"Gabriel is a guy, he's driven by his emotions. He goes too high or too low. If things are going well, he's very happy, he's confident, he plays well. When the negative arrives, when he has a bad shift or bad game or bad period, that affects him so much, it's tough for him to respond."
-- Andre Tourigny
Rouyn-Noranda Huskies coaches had watched Gabriel Levesque for two full seasons, and when the third started in September, they saw the same things happening again.
No one was questioning his skill level. It was his attitude that needed a major adjustment.
"Gabriel is a guy, he's driven by his emotions," Huskies coach Andre Tourigny told NHL.com. "He goes too high or too low. If things are going well, he's very happy, he's confident, he plays well. When the negative arrives, when he has a bad shift or bad game or bad period, that affects him so much, it's tough for him to respond."
Tourigny, along with assistant coach Garry Peake, have approached Levesque differently this season, and the early results certainly have been impressive -- through 23 games, Levesque leads the Quebec Major Junior Hockey League with 24 assists and he's tied for the league lead with 32 points.
"One-on-one, he's probably the best player in our league," said Tourigny. "He sees the ice very well, he moves the puck very well, he can score goals. He's a really good playmaker. It's very tough to stop him one-on-one, even if he plays against big players. He can move the puck, he's very shifty, he can skate."
But he wasn't doing it every game, and a mistake on his first shift was affecting him the rest of the game.
"After the first game (this season), it was bad," Levesque told NHL.com. "I was thinking about quitting. They came at me and they said what do you think about meeting each week and setting objectives and make you more positive about things. I know I have a problem at this stage and I accepted those meetings."
At the meetings, Peake would give Levesque a list of objectives for that week's games. It's never about scoring a number of goals or points. Instead, it's other aspects of his game that he can control more.
"I have to have at least six scoring chances, it can be I have to back check hard or I have to have a positive attitude all game long," said Levesque.
"We give him simple objectives and we'll be proud of his performance," said Tourigny. "He wants to be perfect in everything. At the end of the day sometimes he'll look back and maybe be negative. … we give him simple objectives and when he achieves that he'll stay with the positive attitude.
"We try to bring objectives that will help Gabriel to have ice time. If he plays well on both sides of the ice he will have more ice time. If he creates offense he'll have ice time. The second thing, we'll be proud of him. If he gets his goals he will be positive. Everything is about that for him. If he's positive he will be one of the best players in the league."
Levesque certainly can't argue with the results. After going unselected in the 2009 Entry Draft, he's making an impact on the scouts for the 2010 selection process.
"He's a fun kid to watch," NHL Central Scouting's Chris Bordeleau told NHL.com.
And Levesque is having fun on the ice.
"Each day you come to the rink you have to be happy because you're doing the best thing in the world," he said. "You have to realize that."

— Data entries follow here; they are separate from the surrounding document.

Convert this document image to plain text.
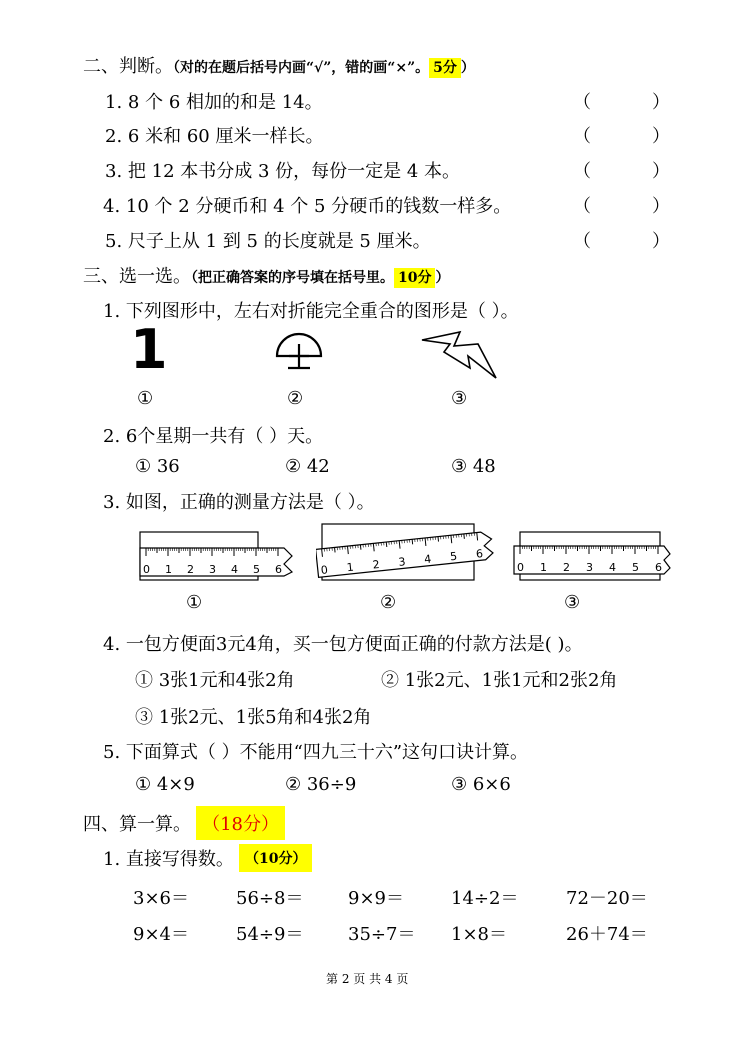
二、判断。（对的在题后括号内画“√”，错的画“×”。 5分 ）
1. 8 个 6 相加的和是 14。	（	）
2. 6 米和 60 厘米一样长。	（	）
3. 把 12 本书分成 3 份，每份一定是 4 本。	（	）
4. 10 个 2 分硬币和 4 个 5 分硬币的钱数一样多。	（	）
5. 尺子上从 1 到 5 的长度就是 5 厘米。	（	）
三、选一选。（把正确答案的序号填在括号里。 10分 ）
1. 下列图形中，左右对折能完全重合的图形是（ ）。
1
①	②	③
2. 6个星期一共有（ ）天。
① 36	② 42	③ 48
3. 如图，正确的测量方法是（ ）。
0 1 2 3 4 5 6	0 1 2 3 4 5 6
0 1 2 3 4 5 6
①	②	③
4. 一包方便面3元4角，买一包方便面正确的付款方法是( )。
① 3张1元和4张2角	② 1张2元、1张1元和2张2角
③ 1张2元、1张5角和4张2角
5. 下面算式（ ）不能用“四九三十六”这句口诀计算。
① 4×9	② 36÷9	③ 6×6
四、算一算。 （18分）
1. 直接写得数。 （10分）
3×6＝	56÷8＝ 9×9＝	14÷2＝	72－20＝
9×4＝	54÷9＝ 35÷7＝ 1×8＝	26＋74＝
第 2 页 共 4 页
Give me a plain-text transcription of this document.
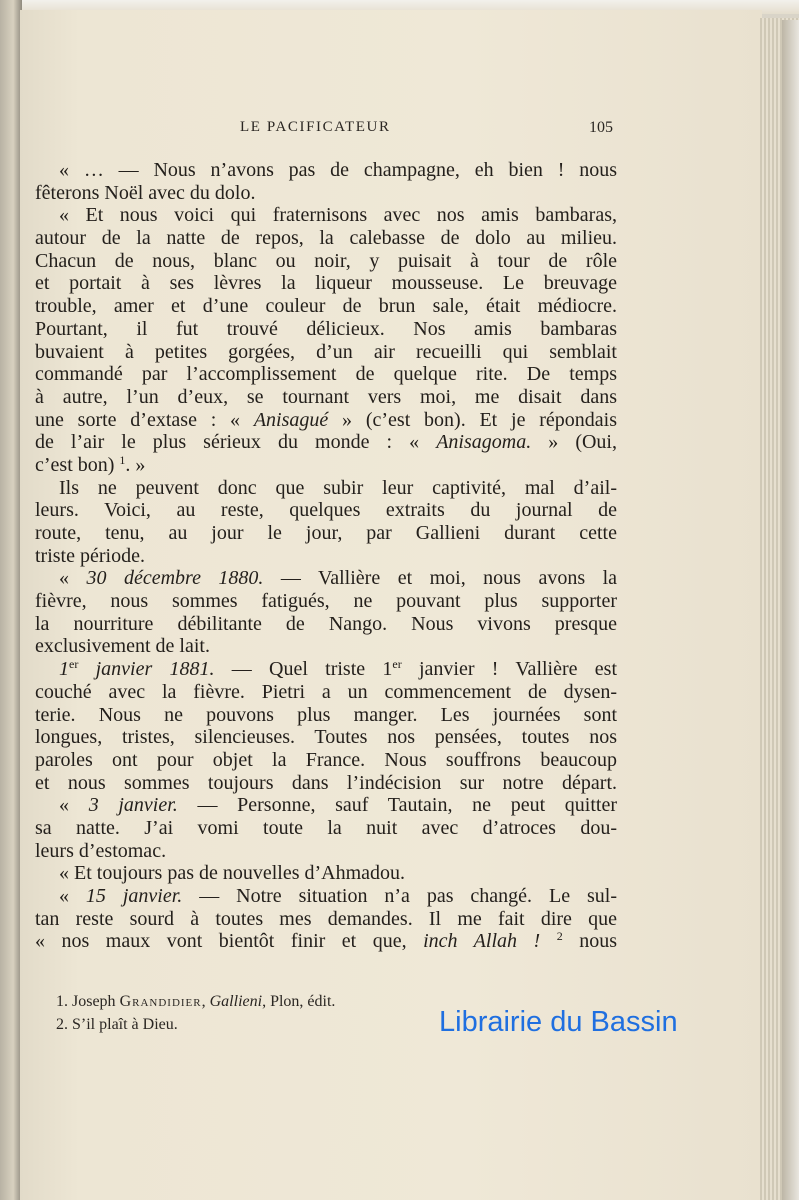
LE PACIFICATEUR	105
« … — Nous n’avons pas de champagne, eh bien ! nous
fêterons Noël avec du dolo.
« Et nous voici qui fraternisons avec nos amis bambaras,
autour de la natte de repos, la calebasse de dolo au milieu.
Chacun de nous, blanc ou noir, y puisait à tour de rôle
et portait à ses lèvres la liqueur mousseuse. Le breuvage
trouble, amer et d’une couleur de brun sale, était médiocre.
Pourtant, il fut trouvé délicieux. Nos amis bambaras
buvaient à petites gorgées, d’un air recueilli qui semblait
commandé par l’accomplissement de quelque rite. De temps
à autre, l’un d’eux, se tournant vers moi, me disait dans
une sorte d’extase : « Anisagué » (c’est bon). Et je répondais
de l’air le plus sérieux du monde : « Anisagoma. » (Oui,
c’est bon) $^1$. »
Ils ne peuvent donc que subir leur captivité, mal d’ail-
leurs. Voici, au reste, quelques extraits du journal de
route, tenu, au jour le jour, par Gallieni durant cette
triste période.
« 30 décembre 1880. — Vallière et moi, nous avons la
fièvre, nous sommes fatigués, ne pouvant plus supporter
la nourriture débilitante de Nango. Nous vivons presque
exclusivement de lait.
1er janvier 1881. — Quel triste 1er janvier ! Vallière est
couché avec la fièvre. Pietri a un commencement de dysen-
terie. Nous ne pouvons plus manger. Les journées sont
longues, tristes, silencieuses. Toutes nos pensées, toutes nos
paroles ont pour objet la France. Nous souffrons beaucoup
et nous sommes toujours dans l’indécision sur notre départ.
« 3 janvier. — Personne, sauf Tautain, ne peut quitter
sa natte. J’ai vomi toute la nuit avec d’atroces dou-
leurs d’estomac.
« Et toujours pas de nouvelles d’Ahmadou.
« 15 janvier. — Notre situation n’a pas changé. Le sul-
tan reste sourd à toutes mes demandes. Il me fait dire que
« nos maux vont bientôt finir et que, inch Allah ! $^2$ nous
1. Joseph Grandidier, Gallieni, Plon, édit.
2. S’il plaît à Dieu.	Librairie du Bassin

"It's fun to see him arrive at the rink happy to play, happy to be with the guys," said Tourigny. "That's the most important thing. When you see your player arrive at the rink with a smile and happy to be there, that's a big achievement."
Another big achievement would be getting drafted.
"It's not that I stopped dreaming, but I just go with the realistic points," said Levesque. "How many players of my size (5-foot-8, 155 pounds) were drafted? This year I know what I have to do to get drafted. We have to have a good team, go far (in the playoffs) and I have to dominate the league to get drafted. Last year I knew we didn't have a really good team. I knew from the start that I would not get drafted. That's how I was able to put that away and not focus on that. I know it's not in my hands so I don't control it. This year for sure I think about it a little bit. Not focusing on it, but I have it a little bit in my mind. I want to be one of the smaller-sized players to get drafted."
His coach thinks Levesque can turn a fast start into an outstanding season, and the player will reach his dream of being drafted.
"I think he'll keep that pace," said Tourigny. "Everything is based on his positive attitude. If he stays positive I have no doubt he'll have that kind of success."